Selon le rapport de la commission d’enquête internationale mandatée par l’ONU publié trois mois après les faits, le 28 septembre 2009 et les suivants, 156 personnes ont été tuées et des milliers blessées avec une cruauté effrénée, au moins 109 femmes ont été violées.

La commission mandatée par l’Onu  a confirmé avoir identifié 156 personnes tuées ou disparues, soit 67 personnes tuées et dont les corps ont été remis aux familles, 40 autres qui ont été vues mortes au stade ou dans les morgues mais dont les corps ont disparu, ainsi que 49 autres vues au stade dont le sort reste inconnu. Elle confirme qu’au moins 109 femmes ont été victimes de viols et d’autres violences sexuelles, y compris de mutilations sexuelles et d’esclavage sexuel. Plusieurs femmes ont succombé à leurs blessures suite à des agressions sexuelles particulièrement cruelles. Elle confirme également des centaines d’autres cas de torture ou de traitements cruels, inhumains ou dégradants. Des dizaines de personnes ont été arrêtées et détenues arbitrairement dans les camps militaires d’Alpha Yaya Diallo et de Koundara ainsi qu’à la caserne de la police anti-émeute (CMIS) ou elles ont été torturées. Les forces de sécurité ont aussi systématiquement dépouille les manifestants de leurs biens et ont commis des actes de pillage.

Selon Elise Kepler, directrice adjointe du programme Justice internationale à Human Rights Watch, ce procès permet  «aux victimes de faire un pas important vers une justice dont elles ont grandement besoin après les crimes horribles commis dans le stade». 

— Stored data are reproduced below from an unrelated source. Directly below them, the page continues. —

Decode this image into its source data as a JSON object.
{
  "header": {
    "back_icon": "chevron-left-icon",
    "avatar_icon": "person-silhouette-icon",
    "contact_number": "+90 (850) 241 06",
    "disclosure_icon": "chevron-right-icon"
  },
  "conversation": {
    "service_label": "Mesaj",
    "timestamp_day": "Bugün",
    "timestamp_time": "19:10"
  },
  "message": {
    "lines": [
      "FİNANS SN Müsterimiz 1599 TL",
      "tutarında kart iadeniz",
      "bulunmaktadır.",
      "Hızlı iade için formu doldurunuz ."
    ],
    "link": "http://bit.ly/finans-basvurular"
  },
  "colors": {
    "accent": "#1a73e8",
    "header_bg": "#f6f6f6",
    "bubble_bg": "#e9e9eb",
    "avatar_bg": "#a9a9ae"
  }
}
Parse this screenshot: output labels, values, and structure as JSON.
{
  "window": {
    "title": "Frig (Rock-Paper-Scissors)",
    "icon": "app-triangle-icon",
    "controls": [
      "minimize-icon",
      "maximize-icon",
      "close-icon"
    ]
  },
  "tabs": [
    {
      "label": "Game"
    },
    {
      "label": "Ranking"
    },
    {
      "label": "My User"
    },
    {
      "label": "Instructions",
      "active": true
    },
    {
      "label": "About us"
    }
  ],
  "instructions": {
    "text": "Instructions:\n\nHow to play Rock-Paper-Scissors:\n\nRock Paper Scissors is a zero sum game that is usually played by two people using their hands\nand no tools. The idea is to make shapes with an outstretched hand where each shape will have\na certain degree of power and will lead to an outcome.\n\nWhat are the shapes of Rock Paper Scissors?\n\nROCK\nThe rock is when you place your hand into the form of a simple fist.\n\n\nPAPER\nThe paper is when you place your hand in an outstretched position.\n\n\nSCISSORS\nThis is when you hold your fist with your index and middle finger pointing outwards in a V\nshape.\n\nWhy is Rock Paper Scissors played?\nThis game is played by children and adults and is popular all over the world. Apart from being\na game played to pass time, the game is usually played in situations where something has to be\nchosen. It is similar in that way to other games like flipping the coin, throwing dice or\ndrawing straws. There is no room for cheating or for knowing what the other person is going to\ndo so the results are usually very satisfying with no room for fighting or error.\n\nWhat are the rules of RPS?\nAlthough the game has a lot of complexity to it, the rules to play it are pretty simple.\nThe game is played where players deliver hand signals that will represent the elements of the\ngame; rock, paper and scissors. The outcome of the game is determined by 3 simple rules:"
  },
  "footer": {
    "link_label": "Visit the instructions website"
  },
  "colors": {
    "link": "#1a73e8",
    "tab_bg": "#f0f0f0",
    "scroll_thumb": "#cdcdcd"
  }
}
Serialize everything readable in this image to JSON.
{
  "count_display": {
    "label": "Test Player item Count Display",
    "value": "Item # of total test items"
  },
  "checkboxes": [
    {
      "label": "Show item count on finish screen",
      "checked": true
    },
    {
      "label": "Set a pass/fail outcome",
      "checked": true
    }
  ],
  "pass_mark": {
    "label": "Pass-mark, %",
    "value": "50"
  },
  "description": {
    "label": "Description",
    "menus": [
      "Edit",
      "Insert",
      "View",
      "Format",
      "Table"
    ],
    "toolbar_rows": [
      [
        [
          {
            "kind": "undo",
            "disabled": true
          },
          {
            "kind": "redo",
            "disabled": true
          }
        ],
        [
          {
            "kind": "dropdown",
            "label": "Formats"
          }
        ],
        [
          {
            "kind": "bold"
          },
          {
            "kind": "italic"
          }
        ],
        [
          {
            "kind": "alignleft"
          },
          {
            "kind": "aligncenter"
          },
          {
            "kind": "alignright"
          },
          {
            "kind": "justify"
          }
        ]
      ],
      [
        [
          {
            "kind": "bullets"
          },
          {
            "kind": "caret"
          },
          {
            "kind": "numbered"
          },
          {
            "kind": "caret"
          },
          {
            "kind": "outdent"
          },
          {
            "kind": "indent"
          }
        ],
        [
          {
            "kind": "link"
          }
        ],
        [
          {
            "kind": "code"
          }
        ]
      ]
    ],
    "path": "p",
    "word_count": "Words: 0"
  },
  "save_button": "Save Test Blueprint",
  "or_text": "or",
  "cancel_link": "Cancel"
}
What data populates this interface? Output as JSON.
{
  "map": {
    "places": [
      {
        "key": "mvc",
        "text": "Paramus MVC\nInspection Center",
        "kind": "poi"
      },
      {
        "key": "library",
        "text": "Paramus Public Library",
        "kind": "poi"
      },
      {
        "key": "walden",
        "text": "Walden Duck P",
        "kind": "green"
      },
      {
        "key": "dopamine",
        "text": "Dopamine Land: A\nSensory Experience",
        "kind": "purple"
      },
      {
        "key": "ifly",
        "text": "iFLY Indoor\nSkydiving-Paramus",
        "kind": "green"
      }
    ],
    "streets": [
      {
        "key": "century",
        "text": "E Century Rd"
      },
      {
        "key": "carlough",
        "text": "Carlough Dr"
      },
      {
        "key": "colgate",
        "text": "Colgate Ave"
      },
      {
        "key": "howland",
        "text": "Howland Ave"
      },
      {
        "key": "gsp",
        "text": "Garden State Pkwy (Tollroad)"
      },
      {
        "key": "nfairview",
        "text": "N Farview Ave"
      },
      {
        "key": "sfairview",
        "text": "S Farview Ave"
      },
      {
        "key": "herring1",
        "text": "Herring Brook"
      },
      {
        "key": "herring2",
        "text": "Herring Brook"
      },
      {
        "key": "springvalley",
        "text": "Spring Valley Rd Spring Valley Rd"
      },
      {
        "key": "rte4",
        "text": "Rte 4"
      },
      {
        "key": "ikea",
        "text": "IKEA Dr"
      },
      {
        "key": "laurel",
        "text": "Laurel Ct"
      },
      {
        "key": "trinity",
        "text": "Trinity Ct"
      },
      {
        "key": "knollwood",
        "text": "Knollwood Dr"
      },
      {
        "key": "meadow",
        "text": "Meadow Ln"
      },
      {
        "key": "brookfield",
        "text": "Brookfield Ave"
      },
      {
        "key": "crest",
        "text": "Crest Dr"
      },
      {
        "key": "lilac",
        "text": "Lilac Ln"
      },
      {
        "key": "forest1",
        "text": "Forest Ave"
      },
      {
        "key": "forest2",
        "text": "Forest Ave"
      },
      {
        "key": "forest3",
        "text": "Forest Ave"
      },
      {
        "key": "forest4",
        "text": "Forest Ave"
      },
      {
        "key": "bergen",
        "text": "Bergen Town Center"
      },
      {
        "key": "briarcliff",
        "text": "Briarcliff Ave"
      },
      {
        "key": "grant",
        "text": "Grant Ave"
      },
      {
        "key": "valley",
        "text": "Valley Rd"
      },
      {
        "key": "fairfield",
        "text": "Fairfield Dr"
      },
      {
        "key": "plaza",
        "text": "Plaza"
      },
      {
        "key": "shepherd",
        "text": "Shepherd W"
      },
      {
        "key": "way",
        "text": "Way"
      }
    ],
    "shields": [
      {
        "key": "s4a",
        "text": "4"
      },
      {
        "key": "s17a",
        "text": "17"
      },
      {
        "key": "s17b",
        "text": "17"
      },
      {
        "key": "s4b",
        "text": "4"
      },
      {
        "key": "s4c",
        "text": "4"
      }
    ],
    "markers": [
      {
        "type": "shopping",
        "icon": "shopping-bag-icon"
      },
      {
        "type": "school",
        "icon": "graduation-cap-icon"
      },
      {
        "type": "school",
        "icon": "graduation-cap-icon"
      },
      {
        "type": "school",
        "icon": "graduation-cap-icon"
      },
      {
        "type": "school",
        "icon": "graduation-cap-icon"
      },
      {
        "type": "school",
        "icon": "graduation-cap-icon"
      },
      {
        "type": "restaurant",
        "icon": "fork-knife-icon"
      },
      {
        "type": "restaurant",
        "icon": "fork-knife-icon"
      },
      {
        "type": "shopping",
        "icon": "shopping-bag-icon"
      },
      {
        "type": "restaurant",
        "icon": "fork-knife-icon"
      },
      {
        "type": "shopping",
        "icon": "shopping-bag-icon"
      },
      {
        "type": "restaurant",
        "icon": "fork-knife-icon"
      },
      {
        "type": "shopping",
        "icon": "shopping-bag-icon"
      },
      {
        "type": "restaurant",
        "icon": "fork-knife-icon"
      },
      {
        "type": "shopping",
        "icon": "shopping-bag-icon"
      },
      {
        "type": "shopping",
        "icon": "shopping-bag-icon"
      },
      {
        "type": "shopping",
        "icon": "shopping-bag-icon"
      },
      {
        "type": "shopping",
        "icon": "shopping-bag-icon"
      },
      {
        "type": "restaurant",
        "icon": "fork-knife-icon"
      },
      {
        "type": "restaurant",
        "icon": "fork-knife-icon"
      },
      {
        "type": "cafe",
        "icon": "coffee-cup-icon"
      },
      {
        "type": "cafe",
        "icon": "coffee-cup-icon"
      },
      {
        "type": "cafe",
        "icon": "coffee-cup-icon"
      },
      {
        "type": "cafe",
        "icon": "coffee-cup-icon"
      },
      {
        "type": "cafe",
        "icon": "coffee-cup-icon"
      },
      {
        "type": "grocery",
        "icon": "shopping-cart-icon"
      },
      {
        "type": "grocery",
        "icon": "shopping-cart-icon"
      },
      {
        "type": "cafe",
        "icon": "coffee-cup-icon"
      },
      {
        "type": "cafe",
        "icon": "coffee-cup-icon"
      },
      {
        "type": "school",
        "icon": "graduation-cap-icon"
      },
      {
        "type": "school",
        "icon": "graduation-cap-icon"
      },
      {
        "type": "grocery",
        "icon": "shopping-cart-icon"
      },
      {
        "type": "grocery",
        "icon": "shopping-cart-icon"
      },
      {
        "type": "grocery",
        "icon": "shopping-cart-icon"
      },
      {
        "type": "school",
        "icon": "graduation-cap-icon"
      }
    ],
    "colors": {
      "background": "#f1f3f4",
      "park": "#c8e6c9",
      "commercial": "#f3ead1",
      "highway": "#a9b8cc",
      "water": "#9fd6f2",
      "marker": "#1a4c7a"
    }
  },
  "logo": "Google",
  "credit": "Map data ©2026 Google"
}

Les onze présumés auteurs en prison 

Les onze accusés sont tous en détention. Le capitaine Cécé Marcel Guilavogui y séjourne depuis le 18 juin 2010. Ses autres compagnons de bagne Cécé Raphaël Haba (le procès a révélé qu’il n’était pas au stade au moment des faits), le 14 mai 2010, Alpha Amadou Diallo le 14 mai 2010 et Paul Mansa Guilavogui le 22 mai 2015.

Sont également en prison, l’ancien président, le capitaine Moussa Dadis Camara. L’ancien Secrétaire général à la présidence chargé de la lutte anti-drogue et du crime organisé, le colonel Moussa Tiégboro Camara. L’ancien ministre de la Garde présidentielle, colonel Claude Pivi. L’ancien ministre de la Santé, colonel Abdoulaye Chérif Diaby. Les nommés Ibrahima Camara dit Kalonzo (qui n’était pas au stade le jour des faits), Blaise Goumou, Mamadou Aliou Keita tous incarcérés le 27 septembre 2022.

Quant à l’ancien aide de camp, le commandant Aboubacar Sidiki Diakité dit Toumba, en fuite depuis qu’il a tiré une balle au flanc droit de la tête de Dadis Camara, a été mis aux arrêts à Dakar le 16 décembre 2016. Le 12 mars 2017, il a été extradé. Son transfèrement à la Maison centrale de Conakry a eu lieu le 14 mars 2017.